🤖 AI Summary
This work systematically compares knowledge distillation (KD) and contrastive learning (CL) for training text re-ranking cross-encoders. We conduct controlled experiments across diverse student model architectures and sizes, under both in-domain and zero-shot cross-domain settings, using consistent data splits and evaluation protocols; notably, we employ state-of-the-art contrastive models as high-capacity teachers to establish strong distillation pathways. Results show that KD significantly outperforms CL when a powerful teacher is available, with consistent gains across all student variants; conversely, CL remains robust in the absence of a suitable teacher. Crucially, this study is the first to empirically demonstrate—within the re-ranking task—that teacher model capacity is a decisive factor governing KD effectiveness. Our findings provide reproducible, generalizable evidence and concrete guidance for selecting training strategies in practical deployment scenarios.
📝 Abstract
Training text rerankers is crucial for information retrieval. Two primary strategies are widely used: contrastive learning (optimizing directly on ground-truth labels) and knowledge distillation (transferring knowledge from a larger reranker). While both have been studied in the literature, a clear comparison of their effectiveness for training cross-encoder rerankers under practical conditions is needed.

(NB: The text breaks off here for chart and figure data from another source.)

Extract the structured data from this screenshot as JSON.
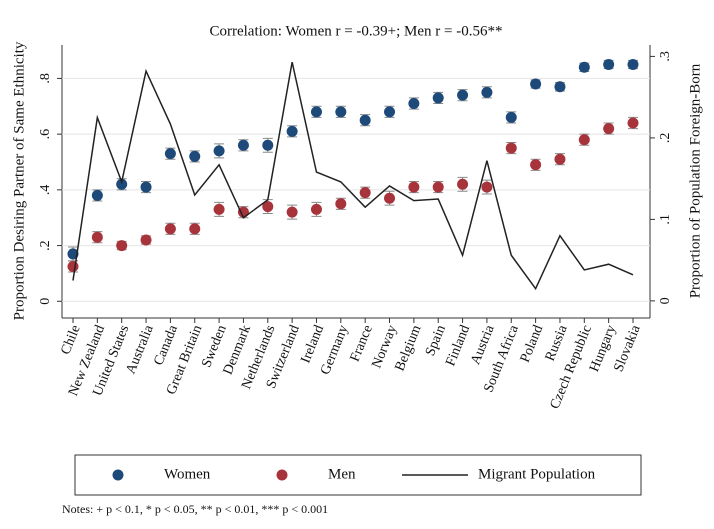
{
  "chart_data": {
    "type": "scatter",
    "subtitle": "Correlation: Women r = -0.39+; Men r = -0.56**",
    "ylabel": "Proportion Desiring Partner of Same Ethnicity",
    "y2label": "Proportion of Population Foreign-Born",
    "categories": [
      "Chile",
      "New Zealand",
      "United States",
      "Australia",
      "Canada",
      "Great Britain",
      "Sweden",
      "Denmark",
      "Netherlands",
      "Switzerland",
      "Ireland",
      "Germany",
      "France",
      "Norway",
      "Belgium",
      "Spain",
      "Finland",
      "Austria",
      "South Africa",
      "Poland",
      "Russia",
      "Czech Republic",
      "Hungary",
      "Slovakia"
    ],
    "series": [
      {
        "name": "Women",
        "color": "#1d4a78",
        "values": [
          0.17,
          0.38,
          0.42,
          0.41,
          0.53,
          0.52,
          0.54,
          0.56,
          0.56,
          0.61,
          0.68,
          0.68,
          0.65,
          0.68,
          0.71,
          0.73,
          0.74,
          0.75,
          0.66,
          0.78,
          0.77,
          0.84,
          0.85,
          0.85
        ],
        "errors": [
          0.025,
          0.02,
          0.02,
          0.02,
          0.02,
          0.02,
          0.025,
          0.02,
          0.025,
          0.02,
          0.02,
          0.02,
          0.02,
          0.02,
          0.02,
          0.02,
          0.02,
          0.02,
          0.02,
          0.015,
          0.015,
          0.015,
          0.015,
          0.015
        ]
      },
      {
        "name": "Men",
        "color": "#a8343b",
        "values": [
          0.125,
          0.23,
          0.2,
          0.22,
          0.26,
          0.26,
          0.33,
          0.32,
          0.34,
          0.32,
          0.33,
          0.35,
          0.39,
          0.37,
          0.41,
          0.41,
          0.42,
          0.41,
          0.55,
          0.49,
          0.51,
          0.58,
          0.62,
          0.64
        ],
        "errors": [
          0.02,
          0.02,
          0.015,
          0.015,
          0.02,
          0.02,
          0.025,
          0.02,
          0.025,
          0.025,
          0.025,
          0.02,
          0.02,
          0.025,
          0.02,
          0.02,
          0.025,
          0.025,
          0.02,
          0.02,
          0.02,
          0.02,
          0.02,
          0.02
        ]
      },
      {
        "name": "Migrant Population",
        "color": "#222222",
        "axis": "y2",
        "values": [
          0.025,
          0.225,
          0.146,
          0.282,
          0.217,
          0.13,
          0.167,
          0.102,
          0.124,
          0.293,
          0.158,
          0.146,
          0.115,
          0.141,
          0.123,
          0.125,
          0.056,
          0.172,
          0.056,
          0.015,
          0.08,
          0.038,
          0.045,
          0.032
        ]
      }
    ],
    "ylim": [
      -0.06,
      0.92
    ],
    "yticks": [
      0,
      {
        "value": 0.2,
        "label": ".2"
      },
      {
        "value": 0.4,
        "label": ".4"
      },
      {
        "value": 0.6,
        "label": ".6"
      },
      {
        "value": 0.8,
        "label": ".8"
      }
    ],
    "y2lim": [
      -0.021,
      0.314
    ],
    "y2ticks": [
      0,
      {
        "value": 0.1,
        "label": ".1"
      },
      {
        "value": 0.2,
        "label": ".2"
      },
      {
        "value": 0.3,
        "label": ".3"
      }
    ],
    "grid": true,
    "legend": "bottom",
    "notes": "Notes: + p < 0.1, * p < 0.05, ** p < 0.01, *** p < 0.001"
  }
}
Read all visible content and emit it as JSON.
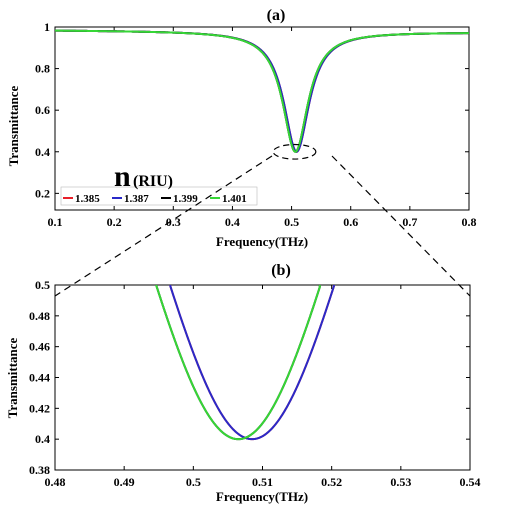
{
  "chart_data": [
    {
      "panel_label": "(a)",
      "type": "line",
      "xlabel": "Frequency(THz)",
      "ylabel": "Transmittance",
      "xlim": [
        0.1,
        0.8
      ],
      "ylim": [
        0.12,
        1.0
      ],
      "xticks": [
        "0.1",
        "0.2",
        "0.3",
        "0.4",
        "0.5",
        "0.6",
        "0.7",
        "0.8"
      ],
      "yticks": [
        "0.2",
        "0.4",
        "0.6",
        "0.8",
        "1"
      ],
      "legend_title_main": "n",
      "legend_title_unit": "(RIU)",
      "legend_placement": "bottom-left",
      "grid": false,
      "series": [
        {
          "name": "1.385",
          "color": "#e8202a",
          "resonance": {
            "f0": 0.5085,
            "min": 0.4
          }
        },
        {
          "name": "1.387",
          "color": "#2a2ac8",
          "resonance": {
            "f0": 0.5085,
            "min": 0.4
          }
        },
        {
          "name": "1.399",
          "color": "#000000",
          "resonance": {
            "f0": 0.5065,
            "min": 0.4
          }
        },
        {
          "name": "1.401",
          "color": "#36d636",
          "resonance": {
            "f0": 0.5065,
            "min": 0.4
          }
        }
      ],
      "resonance_width": 0.026,
      "baseline": [
        [
          0.1,
          0.985
        ],
        [
          0.8,
          0.975
        ]
      ],
      "highlight_ellipse": {
        "center": [
          0.505,
          0.4
        ],
        "rx": 0.036,
        "ry": 0.035
      }
    },
    {
      "panel_label": "(b)",
      "type": "line",
      "xlabel": "Frequency(THz)",
      "ylabel": "Transmittance",
      "xlim": [
        0.48,
        0.54
      ],
      "ylim": [
        0.38,
        0.5
      ],
      "xticks": [
        "0.48",
        "0.49",
        "0.5",
        "0.51",
        "0.52",
        "0.53",
        "0.54"
      ],
      "yticks": [
        "0.38",
        "0.4",
        "0.42",
        "0.44",
        "0.46",
        "0.48",
        "0.5"
      ],
      "grid": false
    }
  ]
}
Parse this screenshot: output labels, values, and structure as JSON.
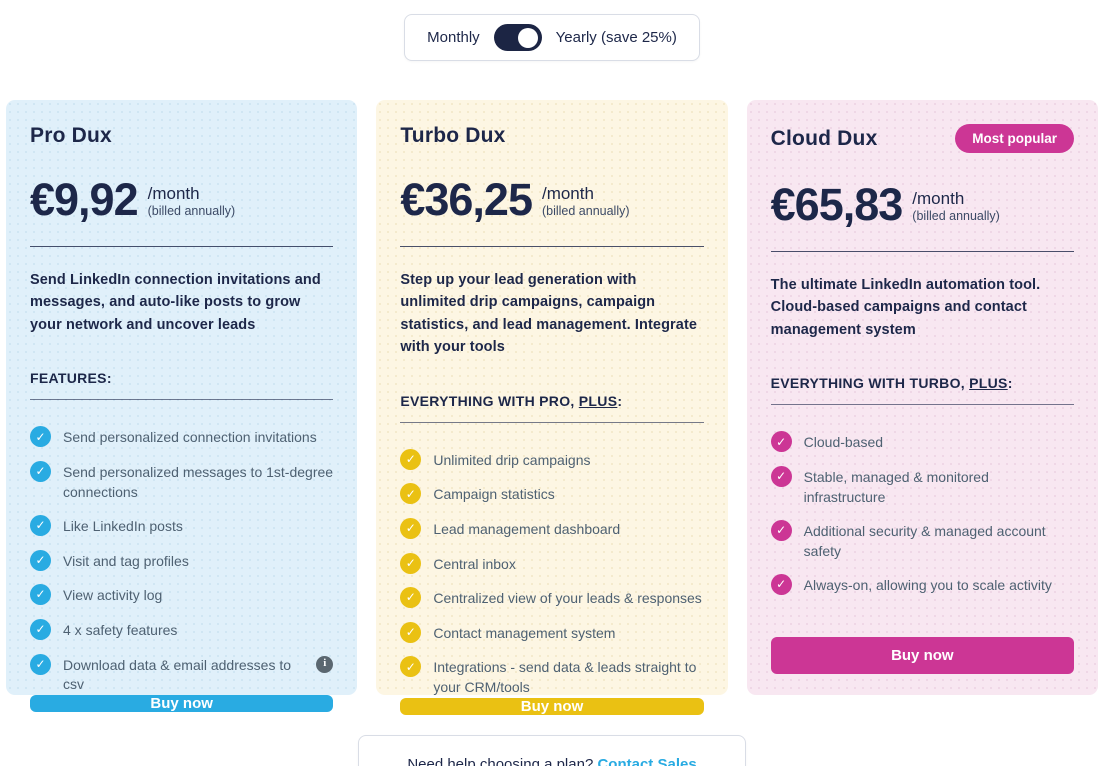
{
  "billing_toggle": {
    "monthly_label": "Monthly",
    "yearly_label": "Yearly (save 25%)",
    "state": "yearly"
  },
  "plans": [
    {
      "name": "Pro Dux",
      "badge": "",
      "price": "€9,92",
      "period": "/month",
      "billing_note": "(billed annually)",
      "description": "Send LinkedIn connection invitations and messages, and auto-like posts to grow your network and uncover leads",
      "features_heading": {
        "prefix": "FEATURES",
        "underlined": "",
        "suffix": ":"
      },
      "features": [
        {
          "text": "Send personalized connection invitations"
        },
        {
          "text": "Send personalized messages to 1st-degree connections"
        },
        {
          "text": "Like LinkedIn posts"
        },
        {
          "text": "Visit and tag profiles"
        },
        {
          "text": "View activity log"
        },
        {
          "text": "4 x safety features"
        },
        {
          "text": "Download data & email addresses to csv",
          "info_icon": true
        }
      ],
      "cta_label": "Buy now",
      "accent_color": "#29abe2",
      "background_color": "#e0f0fa"
    },
    {
      "name": "Turbo Dux",
      "badge": "",
      "price": "€36,25",
      "period": "/month",
      "billing_note": "(billed annually)",
      "description": "Step up your lead generation with unlimited drip campaigns, campaign statistics, and lead management. Integrate with your tools",
      "features_heading": {
        "prefix": "EVERYTHING WITH PRO, ",
        "underlined": "PLUS",
        "suffix": ":"
      },
      "features": [
        {
          "text": "Unlimited drip campaigns"
        },
        {
          "text": "Campaign statistics"
        },
        {
          "text": "Lead management dashboard"
        },
        {
          "text": "Central inbox"
        },
        {
          "text": "Centralized view of your leads & responses"
        },
        {
          "text": "Contact management system"
        },
        {
          "text": "Integrations - send data & leads straight to your CRM/tools"
        }
      ],
      "cta_label": "Buy now",
      "accent_color": "#eac113",
      "background_color": "#fdf6e3"
    },
    {
      "name": "Cloud Dux",
      "badge": "Most popular",
      "price": "€65,83",
      "period": "/month",
      "billing_note": "(billed annually)",
      "description": "The ultimate LinkedIn automation tool. Cloud-based campaigns and contact management system",
      "features_heading": {
        "prefix": "EVERYTHING WITH TURBO, ",
        "underlined": "PLUS",
        "suffix": ":"
      },
      "features": [
        {
          "text": "Cloud-based"
        },
        {
          "text": "Stable, managed & monitored infrastructure"
        },
        {
          "text": "Additional security & managed account safety"
        },
        {
          "text": "Always-on, allowing you to scale activity"
        }
      ],
      "cta_label": "Buy now",
      "accent_color": "#cc3695",
      "background_color": "#f8e7f1"
    }
  ],
  "icons": {
    "check": "✓",
    "info": "i"
  },
  "footer": {
    "help_text": "Need help choosing a plan? ",
    "contact_link_label": "Contact Sales"
  }
}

This paper empirically compares these strategies by training rerankers of different sizes and architectures using both methods on the same data, with a strong contrastive learning model acting as the distillation teacher. Our results show that knowledge distillation generally yields better in-domain and out-of-domain ranking performance than contrastive learning when distilling from a larger teacher model. This finding is consistent across student model sizes and architectures. However, distilling from a teacher of the same capacity does not provide the same advantage, particularly for out-of-domain tasks. These findings offer practical guidance for choosing a training strategy based on available teacher models. Therefore, we recommend using knowledge distillation to train smaller rerankers if a larger, more powerful teacher is accessible; in its absence, contrastive learning provides a strong and more reliable alternative otherwise.